MacOS – How to search 360,000 files, about 280 GB

command linemacossearch

I have a folder (technically in this case, a read-only mounted disk image) containing a ton of data I got by running Data Rescue (a data recovery app) on one of my large server drives. I did several different scan types and dumped all the files into one place. Data Rescue 'reconstructs' deleted files and often doesn't get it quite right. It can miscategorize the type of file it is, and it can mash separate files together.

I am seeking two specific PHP files (and maybe about 5 others if I get lucky). Most of these recovered files don't have names (0002, 0003 etc), so I have to search by content.

I've come up with 6 different strings that should be able to identify these specific files. So I need a way to search the contents of files, not in an Apple "magic search" kinda way, but in an old school "manually read through every file looking for a string-match" kinda way.

grep sounds like the obvious choice, but it's been nothing but problems. grep can search recursively, and it can decompress gzip, zip and bzip archives, which is all good. But after a few minutes of running, it starts streaming "too many open files" errors. I'm not sure why, it's as if grep doesn't close a file after it opens it to search in it. I've also had issues with grep just stopping… not quitting, not crashing, not going unresponsive, but not using any more CPU, not reading anything from the disk, just sitting idle when it should be searching. I ALSO had trouble running multiple grep searches at once. grep seems to load files line by line, so something like a disk image gets the entire thing loaded into memory before searching. But there is only one file in this whole bundle that is larger than the amount of RAM I have. So as long as I do one grep at a time, I should be fine.

This is the command I'm using (wrapped in a script that does several commands to different output files, with some status outputting):
zfgrep -l -r -a -J -i -s -U -n "#32cd32" /Volumes/\'Storage\'\ Original\ Recovery > 32cd32.txt

This will run for a while, then it will hang. I'll get some results but not a full search. If I remove the -s, I get the flood of too many open files errors. Then, at someone else's suggestion, I use find to feed files to grep one at a time, like so:

find /Volumes/\'Storage\'\ Original\ Recovery -exec zfgrep -l -r -a -J -i -s -U -n "#32cd32" {} \; -print > 32cd32.txt

But that command has the exact same problems.

So this leaves me stuck. How can I search every single file on this disk image, including the archives, for some plain text strings. Including binary data files that may have been incorrectly merged with plain text files?
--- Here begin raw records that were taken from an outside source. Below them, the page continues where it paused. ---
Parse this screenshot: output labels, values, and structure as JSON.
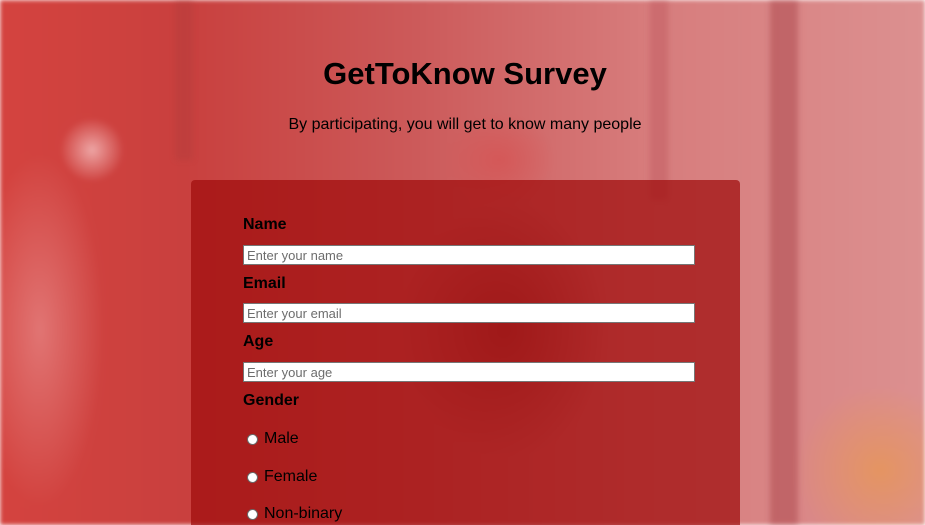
{
  "page": {
    "title": "GetToKnow Survey",
    "subtitle": "By participating, you will get to know many people"
  },
  "form": {
    "name": {
      "label": "Name",
      "placeholder": "Enter your name",
      "value": ""
    },
    "email": {
      "label": "Email",
      "placeholder": "Enter your email",
      "value": ""
    },
    "age": {
      "label": "Age",
      "placeholder": "Enter your age",
      "value": ""
    },
    "gender": {
      "label": "Gender",
      "options": [
        {
          "label": "Male",
          "checked": false
        },
        {
          "label": "Female",
          "checked": false
        },
        {
          "label": "Non-binary",
          "checked": false
        }
      ]
    }
  },
  "colors": {
    "card_background": "#a00c0c",
    "background_tint": "#d4433f"
  }
}
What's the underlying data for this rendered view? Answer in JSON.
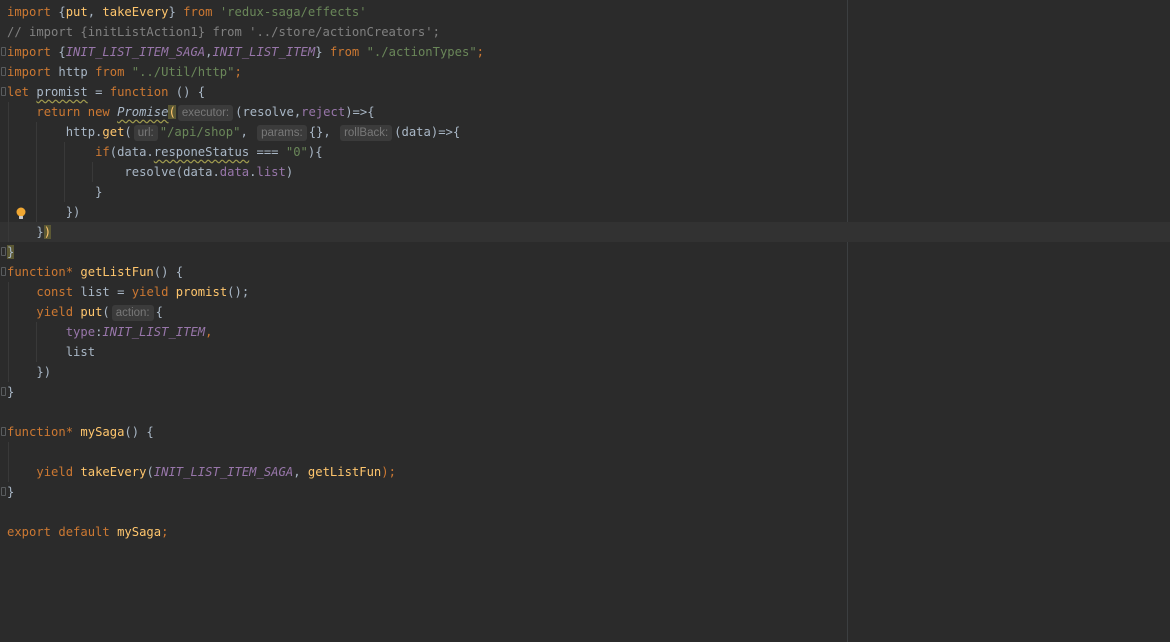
{
  "editor": {
    "theme_colors": {
      "background": "#2b2b2b",
      "keyword": "#cc7832",
      "string": "#6a8759",
      "comment": "#808080",
      "function": "#ffc66d",
      "constant": "#9876aa",
      "default_text": "#a9b7c6"
    }
  },
  "code": {
    "l1": {
      "t1": "import ",
      "t2": "{",
      "t3": "put",
      "t4": ", ",
      "t5": "takeEvery",
      "t6": "} ",
      "t7": "from ",
      "t8": "'redux-saga/effects'"
    },
    "l2": {
      "t1": "// import {initListAction1} from '../store/actionCreators';"
    },
    "l3": {
      "t1": "import ",
      "t2": "{",
      "t3": "INIT_LIST_ITEM_SAGA",
      "t4": ",",
      "t5": "INIT_LIST_ITEM",
      "t6": "} ",
      "t7": "from ",
      "t8": "\"./actionTypes\"",
      "t9": ";"
    },
    "l4": {
      "t1": "import ",
      "t2": "http ",
      "t3": "from ",
      "t4": "\"../Util/http\"",
      "t5": ";"
    },
    "l5": {
      "t1": "let ",
      "t2": "promist",
      "t3": " = ",
      "t4": "function ",
      "t5": "() {"
    },
    "l6": {
      "t1": "return ",
      "t2": "new ",
      "t3": "Promise",
      "t4": "(",
      "hint": "executor:",
      "t5": "(resolve,",
      "t6": "reject",
      "t7": ")=>{"
    },
    "l7": {
      "t1": "http.",
      "t2": "get",
      "t3": "(",
      "hint1": "url:",
      "t4": "\"/api/shop\"",
      "t5": ", ",
      "hint2": "params:",
      "t6": "{}",
      "t7": ", ",
      "hint3": "rollBack:",
      "t8": "(data)=>{"
    },
    "l8": {
      "t1": "if",
      "t2": "(data.",
      "t3": "responeStatus",
      "t4": " === ",
      "t5": "\"0\"",
      "t6": "){"
    },
    "l9": {
      "t1": "resolve(data.",
      "t2": "data",
      "t3": ".",
      "t4": "list",
      "t5": ")"
    },
    "l10": {
      "t1": "}"
    },
    "l11": {
      "t1": "})"
    },
    "l12": {
      "t1": "}",
      "t2": ")"
    },
    "l13": {
      "t1": "}"
    },
    "l14": {
      "t1": "function",
      "t2": "* ",
      "t3": "getListFun",
      "t4": "() {"
    },
    "l15": {
      "t1": "const ",
      "t2": "list = ",
      "t3": "yield ",
      "t4": "promist",
      "t5": "();"
    },
    "l16": {
      "t1": "yield ",
      "t2": "put",
      "t3": "(",
      "hint": "action:",
      "t4": "{"
    },
    "l17": {
      "t1": "type",
      "t2": ":",
      "t3": "INIT_LIST_ITEM",
      "t4": ","
    },
    "l18": {
      "t1": "list"
    },
    "l19": {
      "t1": "})"
    },
    "l20": {
      "t1": "}"
    },
    "l22": {
      "t1": "function",
      "t2": "* ",
      "t3": "mySaga",
      "t4": "() {"
    },
    "l24": {
      "t1": "yield ",
      "t2": "takeEvery",
      "t3": "(",
      "t4": "INIT_LIST_ITEM_SAGA",
      "t5": ", ",
      "t6": "getListFun",
      "t7": ");"
    },
    "l25": {
      "t1": "}"
    },
    "l27": {
      "t1": "export ",
      "t2": "default ",
      "t3": "mySaga",
      "t4": ";"
    }
  }
}
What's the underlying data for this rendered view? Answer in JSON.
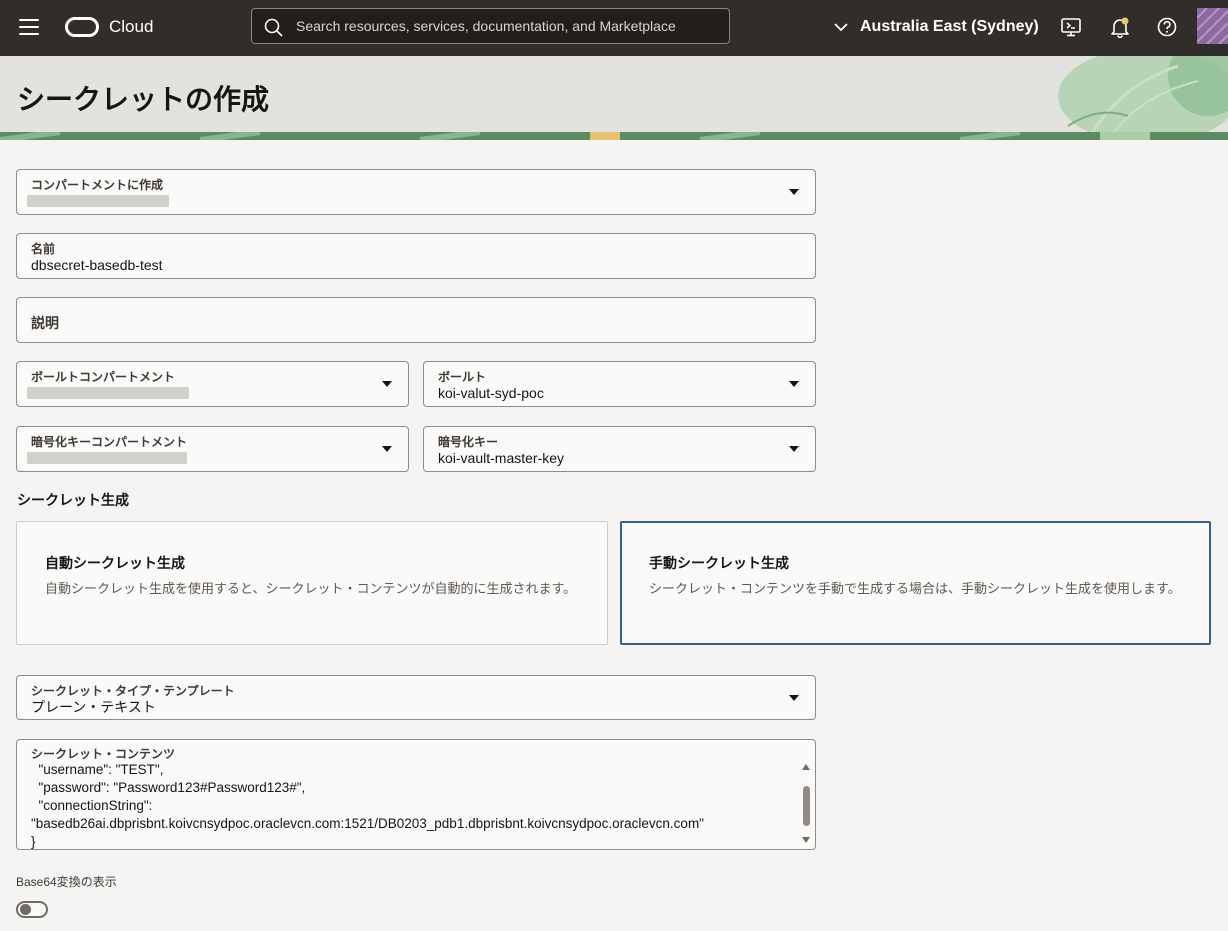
{
  "topbar": {
    "brand": "Cloud",
    "search_placeholder": "Search resources, services, documentation, and Marketplace",
    "region": "Australia East (Sydney)",
    "icons": [
      "menu-icon",
      "oracle-logo-icon",
      "search-icon",
      "chevron-down-icon",
      "cloud-shell-icon",
      "bell-icon",
      "help-icon",
      "avatar"
    ]
  },
  "page": {
    "title": "シークレットの作成"
  },
  "form": {
    "compartment": {
      "label": "コンパートメントに作成"
    },
    "name": {
      "label": "名前",
      "value": "dbsecret-basedb-test"
    },
    "description": {
      "label": "説明"
    },
    "vault_compartment": {
      "label": "ボールトコンパートメント"
    },
    "vault": {
      "label": "ボールト",
      "value": "koi-valut-syd-poc"
    },
    "key_compartment": {
      "label": "暗号化キーコンパートメント"
    },
    "key": {
      "label": "暗号化キー",
      "value": "koi-vault-master-key"
    },
    "generation_title": "シークレット生成",
    "auto_card": {
      "title": "自動シークレット生成",
      "description": "自動シークレット生成を使用すると、シークレット・コンテンツが自動的に生成されます。"
    },
    "manual_card": {
      "title": "手動シークレット生成",
      "description": "シークレット・コンテンツを手動で生成する場合は、手動シークレット生成を使用します。"
    },
    "template": {
      "label": "シークレット・タイプ・テンプレート",
      "value": "プレーン・テキスト"
    },
    "contents": {
      "label": "シークレット・コンテンツ",
      "value": "  \"username\": \"TEST\",\n  \"password\": \"Password123#Password123#\",\n  \"connectionString\":\n\"basedb26ai.dbprisbnt.koivcnsydpoc.oraclevcn.com:1521/DB0203_pdb1.dbprisbnt.koivcnsydpoc.oraclevcn.com\"\n}"
    },
    "base64_label": "Base64変換の表示",
    "base64_on": false
  },
  "colors": {
    "topbar": "#312d2a",
    "selected_border": "#31628f",
    "page_bg": "#f5f4f2"
  }
}
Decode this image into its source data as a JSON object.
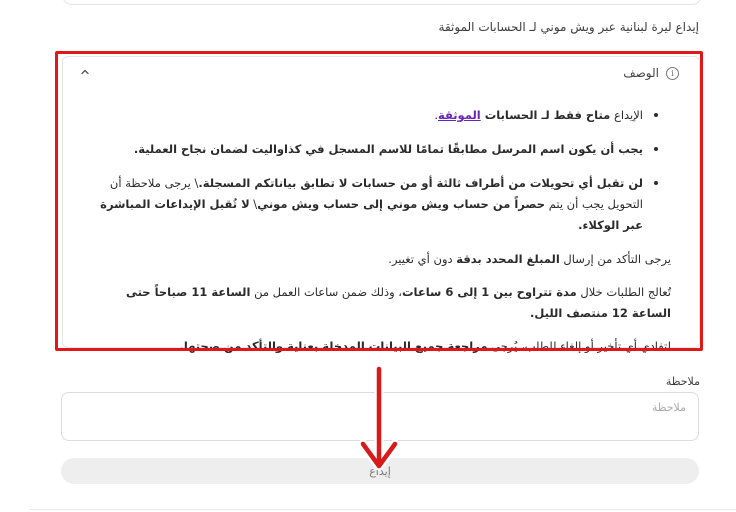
{
  "subtitle": "إيداع ليرة لبنانية عبر ويش موني لـ الحسابات الموثقة",
  "accordion": {
    "title": "الوصف",
    "info_icon": "i",
    "chevron": "chevron-up-icon"
  },
  "content": {
    "b1": {
      "pre": "الإيداع ",
      "bold": "متاح فقط لـ الحسابات ",
      "link": "الموثقة",
      "post": "."
    },
    "b2": "يجب أن يكون اسم المرسل مطابقًا تمامًا للاسم المسجل في كذاواليت لضمان نجاح العملية.",
    "b3": {
      "bold1": "لن تقبل أي تحويلات من أطراف ثالثة أو من حسابات لا تطابق بياناتكم المسجلة.",
      "normal1": "\\ يرجى ملاحظة أن التحويل يجب أن يتم ",
      "bold2": "حصراً من حساب ويش موني إلى حساب ويش موني",
      "normal2": "\\ ",
      "bold3": "لا تُقبل الإيداعات المباشرة عبر الوكلاء."
    },
    "p1": {
      "pre": "يرجى التأكد من إرسال ",
      "bold": "المبلغ المحدد بدقة",
      "post": " دون أي تغيير."
    },
    "p2": {
      "pre": "تُعالج الطلبات خلال ",
      "bold1": "مدة تتراوح بين 1 إلى 6 ساعات",
      "mid": "، وذلك ضمن ساعات العمل من ",
      "bold2": "الساعة 11 صباحاً حتى الساعة 12 منتصف الليل."
    },
    "p3": {
      "pre": "لتفادي أي تأخير أو إلغاء للطلب، يُرجى ",
      "bold": "مراجعة جميع البيانات المدخلة بعناية والتأكد من صحتها."
    }
  },
  "note": {
    "label": "ملاحظة",
    "placeholder": "ملاحظة",
    "value": ""
  },
  "submit": {
    "label": "إيداع"
  },
  "colors": {
    "highlight_box": "#e01818",
    "link": "#6a24b8",
    "button_bg": "#eeeeee"
  }
}
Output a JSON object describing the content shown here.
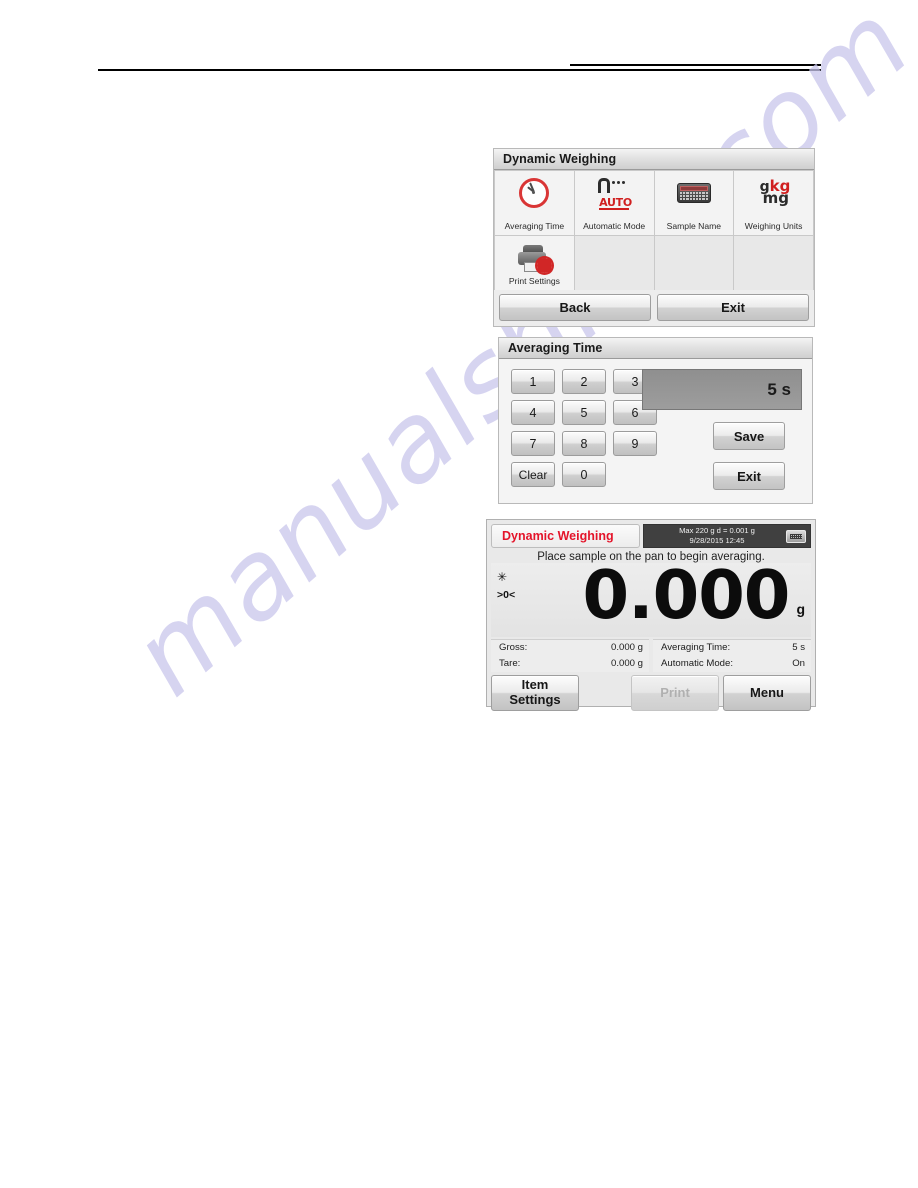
{
  "watermark": {
    "text": "manualshive.com"
  },
  "menu_panel": {
    "title": "Dynamic Weighing",
    "tiles": [
      {
        "label": "Averaging Time",
        "icon": "clock-icon"
      },
      {
        "label": "Automatic Mode",
        "icon": "auto-mode-icon"
      },
      {
        "label": "Sample Name",
        "icon": "keyboard-icon"
      },
      {
        "label": "Weighing Units",
        "icon": "weighing-units-icon"
      },
      {
        "label": "Print Settings",
        "icon": "printer-settings-icon"
      }
    ],
    "units_icon": {
      "g": "g",
      "kg": "kg",
      "mg": "mg"
    },
    "auto_icon_text": "AUTO",
    "back_label": "Back",
    "exit_label": "Exit"
  },
  "keypad_panel": {
    "title": "Averaging Time",
    "keys": [
      "1",
      "2",
      "3",
      "4",
      "5",
      "6",
      "7",
      "8",
      "9",
      "Clear",
      "0"
    ],
    "value": "5 s",
    "save_label": "Save",
    "exit_label": "Exit"
  },
  "screen_panel": {
    "app_name": "Dynamic Weighing",
    "capacity_line": "Max 220 g   d = 0.001 g",
    "datetime_line": "9/28/2015   12:45",
    "instruction": "Place sample on the pan to begin averaging.",
    "stability_flag": "✳",
    "zero_flag": ">0<",
    "weight_value": "0.000",
    "weight_unit": "g",
    "info_left": [
      {
        "label": "Gross:",
        "value": "0.000 g"
      },
      {
        "label": "Tare:",
        "value": "0.000 g"
      }
    ],
    "info_right": [
      {
        "label": "Averaging Time:",
        "value": "5 s"
      },
      {
        "label": "Automatic Mode:",
        "value": "On"
      }
    ],
    "item_settings_line1": "Item",
    "item_settings_line2": "Settings",
    "print_label": "Print",
    "menu_label": "Menu"
  }
}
This doesn't seem like that tough of a task for a modern multicore computer with a current OS, lots of RAM and a SSD.

I actually would prefer a GUI option, but at this point I'll take any solution that works.

Also I originally started trying to do this using BBEdit, but it was skipping a LOT of filetypes even when you tell it to search all files. Even files that are XML based. I was very surprised by this.

Best Answer

Using find ... -exec grep -r effectively traverses the whole directory several times (once as part of the find, once as part of each grep -r) which may lead to the errors you see. So you should either get rid of the find or the -r. As you use the grep part to identify the files to be collected, it's probably the -r in your case.